This repository contains some models pretrained on the Voxlingua107 dataset to be used for spoken (audio based) language classification. The dataset (and therefore the models) can distinguish between 107 different types of languages. Four models are provided ( See below ).
git clone https://github.com/RicherMans/SpokenLanguageClassifiers
pip install -r requirements.txt
python3 predict.py AUDIOFILE
The models (see below) can be also modified. Currently four models have been pretrained. All of which are accessed with the --model MODELNAME
parameter.
By default the models just print the top N
results (N=5 and can be changed with --N NUMBER
).
Four models were pretrained and can be chosen as the back-end:
- CNN6 (default) : A six layer CNN model, using attention as temporal aggregation.

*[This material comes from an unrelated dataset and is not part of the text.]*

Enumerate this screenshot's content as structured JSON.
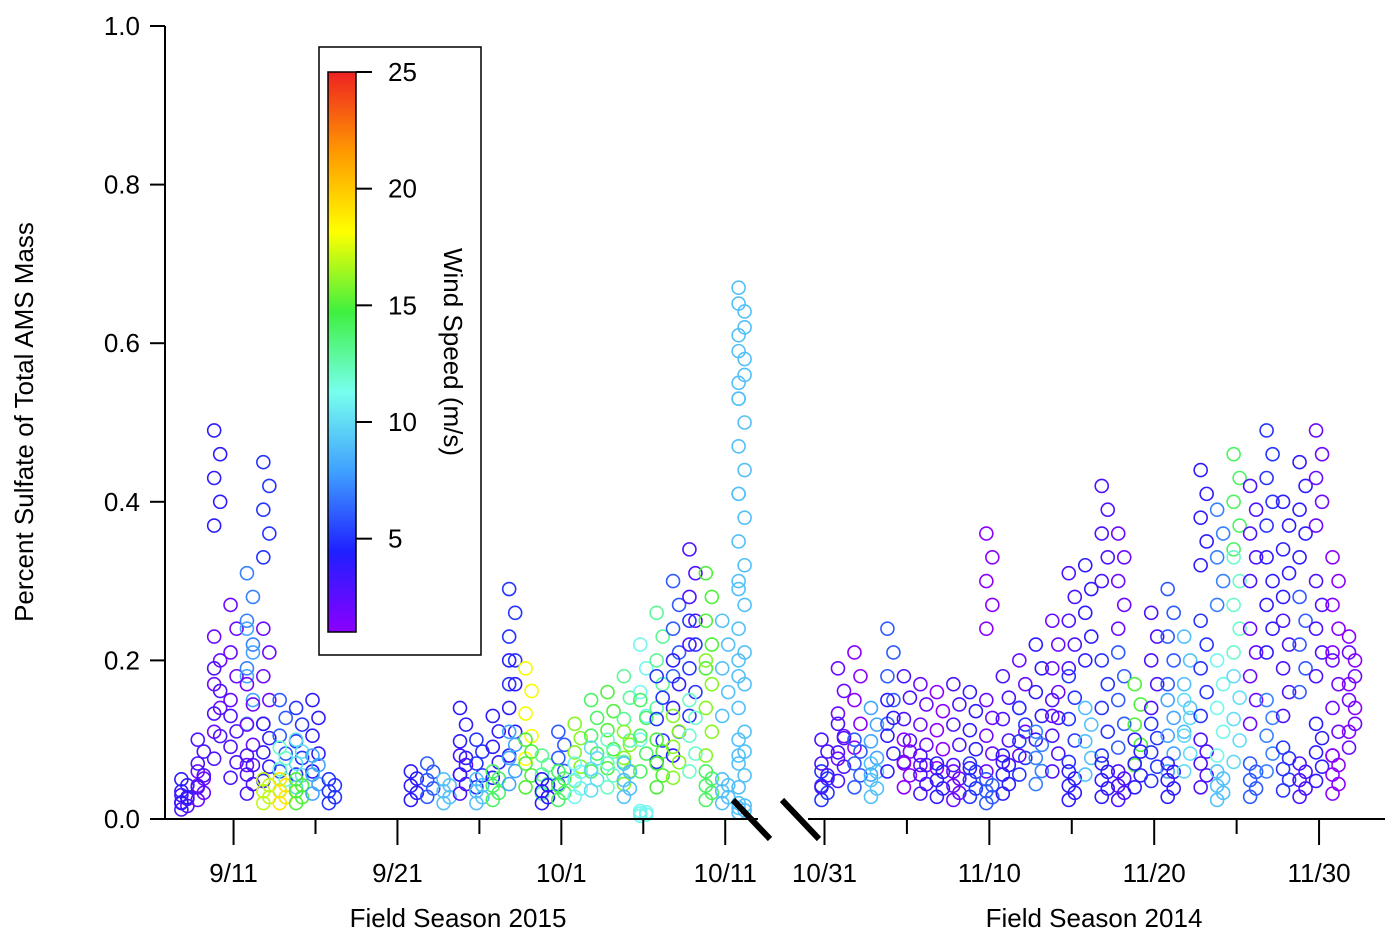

- CNN10: A ten layer CNN model, using mean and max pooling as temporal aggregation.
- MobilenetV2: A mobilenet implementation for audio classification.
- CNNVAD: A model that simultaneously does VAD and classification. The VAD model is taken from GPV and Data-driven GPVAD. Model training has been done by fine-tuning both VAD and Language classification models. The back-end model here is the default CNN6.
Since I don't have access to other datasets for cross-dataset evaluation, I provide the current performance on my held-out cross-validation dataset:
Model | Precision | Recall | Accuracy |
---|---|---|---|
CNN6 | 81.7 | 84.4 | 83.6 |
CNN10 | 89.9 | 90.9 | 90.8 |
MobileNetV2 | 80.0 | 80.1 | 79.3 |
CNNVAD | 81.0 | 82.4 | 82.9 |